The trial judge did not submit to the jury the issue of whether the ward's residence had been removed to Wichita county. He submitted but the one issue, which the jury answered in the affirmative:

"Do you find from a preponderance of the evidence that in the removal by the applicant Effie Holland of the residence of the ward, Marguerite Hersey, from Kerr County, Texas, to Wichita County, Texas, said Effie Holland was acting against the best interests of said ward?"

The evidence quite fully sustained this finding.
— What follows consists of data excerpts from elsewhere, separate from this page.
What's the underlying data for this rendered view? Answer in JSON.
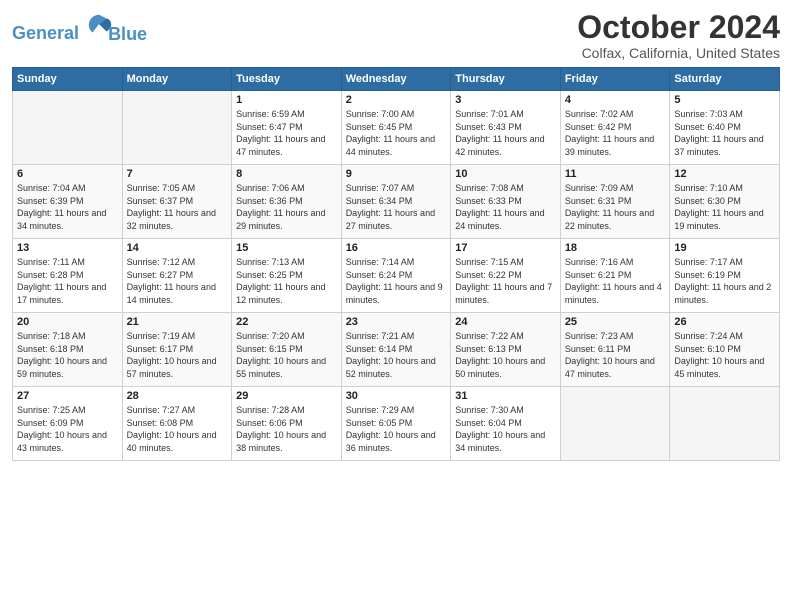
{
  "header": {
    "logo_line1": "General",
    "logo_line2": "Blue",
    "month": "October 2024",
    "location": "Colfax, California, United States"
  },
  "days_of_week": [
    "Sunday",
    "Monday",
    "Tuesday",
    "Wednesday",
    "Thursday",
    "Friday",
    "Saturday"
  ],
  "weeks": [
    [
      {
        "day": "",
        "empty": true
      },
      {
        "day": "",
        "empty": true
      },
      {
        "day": "1",
        "sunrise": "6:59 AM",
        "sunset": "6:47 PM",
        "daylight": "11 hours and 47 minutes."
      },
      {
        "day": "2",
        "sunrise": "7:00 AM",
        "sunset": "6:45 PM",
        "daylight": "11 hours and 44 minutes."
      },
      {
        "day": "3",
        "sunrise": "7:01 AM",
        "sunset": "6:43 PM",
        "daylight": "11 hours and 42 minutes."
      },
      {
        "day": "4",
        "sunrise": "7:02 AM",
        "sunset": "6:42 PM",
        "daylight": "11 hours and 39 minutes."
      },
      {
        "day": "5",
        "sunrise": "7:03 AM",
        "sunset": "6:40 PM",
        "daylight": "11 hours and 37 minutes."
      }
    ],
    [
      {
        "day": "6",
        "sunrise": "7:04 AM",
        "sunset": "6:39 PM",
        "daylight": "11 hours and 34 minutes."
      },
      {
        "day": "7",
        "sunrise": "7:05 AM",
        "sunset": "6:37 PM",
        "daylight": "11 hours and 32 minutes."
      },
      {
        "day": "8",
        "sunrise": "7:06 AM",
        "sunset": "6:36 PM",
        "daylight": "11 hours and 29 minutes."
      },
      {
        "day": "9",
        "sunrise": "7:07 AM",
        "sunset": "6:34 PM",
        "daylight": "11 hours and 27 minutes."
      },
      {
        "day": "10",
        "sunrise": "7:08 AM",
        "sunset": "6:33 PM",
        "daylight": "11 hours and 24 minutes."
      },
      {
        "day": "11",
        "sunrise": "7:09 AM",
        "sunset": "6:31 PM",
        "daylight": "11 hours and 22 minutes."
      },
      {
        "day": "12",
        "sunrise": "7:10 AM",
        "sunset": "6:30 PM",
        "daylight": "11 hours and 19 minutes."
      }
    ],
    [
      {
        "day": "13",
        "sunrise": "7:11 AM",
        "sunset": "6:28 PM",
        "daylight": "11 hours and 17 minutes."
      },
      {
        "day": "14",
        "sunrise": "7:12 AM",
        "sunset": "6:27 PM",
        "daylight": "11 hours and 14 minutes."
      },
      {
        "day": "15",
        "sunrise": "7:13 AM",
        "sunset": "6:25 PM",
        "daylight": "11 hours and 12 minutes."
      },
      {
        "day": "16",
        "sunrise": "7:14 AM",
        "sunset": "6:24 PM",
        "daylight": "11 hours and 9 minutes."
      },
      {
        "day": "17",
        "sunrise": "7:15 AM",
        "sunset": "6:22 PM",
        "daylight": "11 hours and 7 minutes."
      },
      {
        "day": "18",
        "sunrise": "7:16 AM",
        "sunset": "6:21 PM",
        "daylight": "11 hours and 4 minutes."
      },
      {
        "day": "19",
        "sunrise": "7:17 AM",
        "sunset": "6:19 PM",
        "daylight": "11 hours and 2 minutes."
      }
    ],
    [
      {
        "day": "20",
        "sunrise": "7:18 AM",
        "sunset": "6:18 PM",
        "daylight": "10 hours and 59 minutes."
      },
      {
        "day": "21",
        "sunrise": "7:19 AM",
        "sunset": "6:17 PM",
        "daylight": "10 hours and 57 minutes."
      },
      {
        "day": "22",
        "sunrise": "7:20 AM",
        "sunset": "6:15 PM",
        "daylight": "10 hours and 55 minutes."
      },
      {
        "day": "23",
        "sunrise": "7:21 AM",
        "sunset": "6:14 PM",
        "daylight": "10 hours and 52 minutes."
      },
      {
        "day": "24",
        "sunrise": "7:22 AM",
        "sunset": "6:13 PM",
        "daylight": "10 hours and 50 minutes."
      },
      {
        "day": "25",
        "sunrise": "7:23 AM",
        "sunset": "6:11 PM",
        "daylight": "10 hours and 47 minutes."
      },
      {
        "day": "26",
        "sunrise": "7:24 AM",
        "sunset": "6:10 PM",
        "daylight": "10 hours and 45 minutes."
      }
    ],
    [
      {
        "day": "27",
        "sunrise": "7:25 AM",
        "sunset": "6:09 PM",
        "daylight": "10 hours and 43 minutes."
      },
      {
        "day": "28",
        "sunrise": "7:27 AM",
        "sunset": "6:08 PM",
        "daylight": "10 hours and 40 minutes."
      },
      {
        "day": "29",
        "sunrise": "7:28 AM",
        "sunset": "6:06 PM",
        "daylight": "10 hours and 38 minutes."
      },
      {
        "day": "30",
        "sunrise": "7:29 AM",
        "sunset": "6:05 PM",
        "daylight": "10 hours and 36 minutes."
      },
      {
        "day": "31",
        "sunrise": "7:30 AM",
        "sunset": "6:04 PM",
        "daylight": "10 hours and 34 minutes."
      },
      {
        "day": "",
        "empty": true
      },
      {
        "day": "",
        "empty": true
      }
    ]
  ]
}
It was sufficient to support a specific finding, had the issue been submitted, that the guardian determined to remove her ward to Wichita county, only when she found, after efforts to that end, that she would not, by the court in which the guardianship was pending, be appointed guardian of her ward's estate, as well as of her person, and that she could not be made "heir" to her ward's estate; that she would not, in short, be permitted to exploit her ward's estate through the orders of that court. The record further shows that the ward had a comfortable home in Kerrville, built and well furnished for her own use, in which she and her guardian resided, without cost, and that the guardian took her ward from that home, and moved her into the guardian's own dwelling house in Wichita county, for which the guardian charged the ward's estate a substantially higher rental than it could command from others. Various other facts and circumstances, not necessary to detail here, were in evidence, to amply support the jury finding. By those facts, and that finding, the appeal presents the bald question of whether a guardian may capriciously, or arbitrarily, or even fraudulently effect a transfer of pending guardianship proceedings to a distant county, by simply carrying off her ward to such county and decreeing that county to be the ward's residence, even though the removal is against the best interest of the ward. If so, then this judgment must be reversed; if not, it must be affirmed.
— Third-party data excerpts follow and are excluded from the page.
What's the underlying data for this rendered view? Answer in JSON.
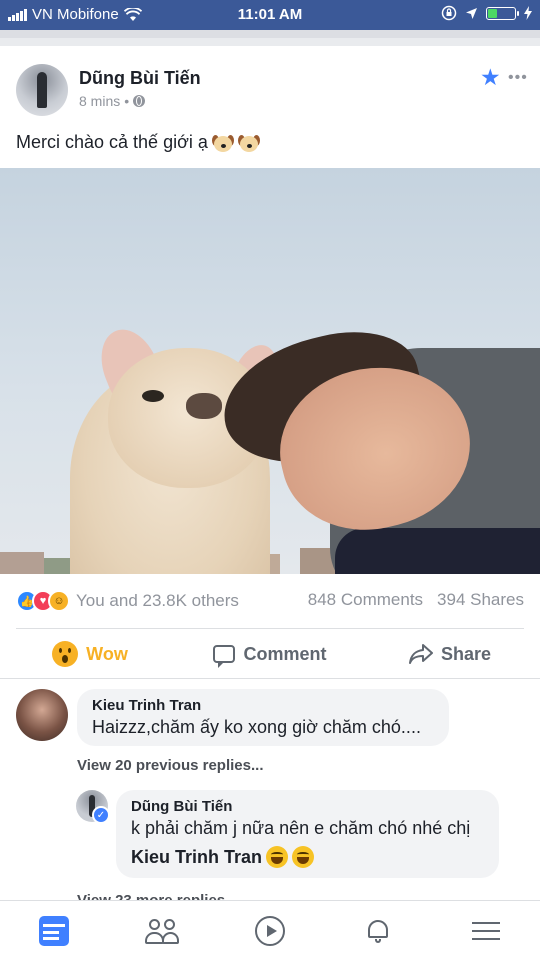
{
  "status_bar": {
    "carrier": "VN Mobifone",
    "time": "11:01 AM",
    "icons": [
      "signal-icon",
      "wifi-icon",
      "lock-rotation-icon",
      "location-icon",
      "battery-icon",
      "charging-icon"
    ],
    "battery_level": 0.4
  },
  "post": {
    "author": "Dũng Bùi Tiến",
    "time": "8 mins",
    "separator": "•",
    "text": "Merci chào cả thế giới ạ",
    "emojis": [
      "dog-face-emoji",
      "dog-face-emoji"
    ],
    "reactions": {
      "icons": [
        "like-icon",
        "love-icon",
        "haha-icon"
      ],
      "summary": "You and 23.8K others",
      "comments": "848 Comments",
      "shares": "394 Shares"
    },
    "actions": {
      "wow": "Wow",
      "comment": "Comment",
      "share": "Share"
    }
  },
  "comments": [
    {
      "name": "Kieu Trinh Tran",
      "text": "Haizzz,chăm ấy ko xong giờ chăm chó...."
    }
  ],
  "view_previous_replies": "View 20 previous replies...",
  "reply": {
    "name": "Dũng Bùi Tiến",
    "text": "k phải chăm j nữa nên e chăm chó nhé chị",
    "mention": "Kieu Trinh Tran",
    "emojis": [
      "laughing-tears-emoji",
      "laughing-tears-emoji"
    ]
  },
  "view_more_replies": "View 23 more replies",
  "tab_bar": {
    "tabs": [
      "news-feed-icon",
      "friends-icon",
      "video-icon",
      "notifications-icon",
      "menu-icon"
    ],
    "active_color": "#4080ff"
  },
  "colors": {
    "brand": "#3b5998",
    "wow": "#f7b125",
    "link_blue": "#4080ff"
  }
}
It is true, of course, that a person adjudged by law to be of unsound mind is incapable of electing a place of residence, of determining if a given place is or is not a suitable residence for her. And thus arises the corollary, that the authority for fixing the ward's place of residence is in the guardian. But it has always been the law in this state that this authority is not absolute, and may not be exercised arbitrarily, or in bad faith, or fraudulently, and contrary to the best interest of the ward. If, then, the guardian abuses that authority by arbitrarily removing the ward to a distant county, in bad faith or with fraudulent intent, and against the best interest of the ward, such removal will not effectuate a legal change of the ward's residence, and a statute such as that under which the guardian seeks to remove the guardianship proceedings, effective only in cases of a change in the residence of the ward, is not available to the guardian. That statute is available only in cases in which the guardian has changed the ward's residence in good faith, and for the best interest of the ward. The jury in this case found, upon ample evidence, that the guardian acted against the best interest of the ward in removing the latter to Wichita county, from her home in Kerr county, and under that finding, and in observance of the principle announced above, the trial court properly denied the guardian's application for removal of the guardianship proceedings to Wichita county. Any other ruling would have been inhuman, as well as in positive derogation of statutory provisions, and judicial interpretations thereof, designed to protect helpless imbeciles from those who would impose upon them, against their best interests. We therefore overrule appellant's first, third, and eighth assignments. 15 Tex.Jur. 715, § 6; 9 R.C.L. 550, §§ 12, 13; 28 C.J. 1112, § 180; Wheeler v. Hollis, 19 Tex. 522, 70 Am.Dec. 363; Wilson v. Bearden (Tex.Civ.App.)59 S.W.2d 214 (writ refused); Marheineke v. Grothaus, 72 Mo. 204; Mills' Guardian v. City of Hopkinsville (Ky.) 11 S.W. 776; State v. Lawrence,86 Minn. 310, 90 N.W. 769, 58 L.R.A. 931. Appellant's remaining assignments are deemed without merit and will be overruled, without discussion.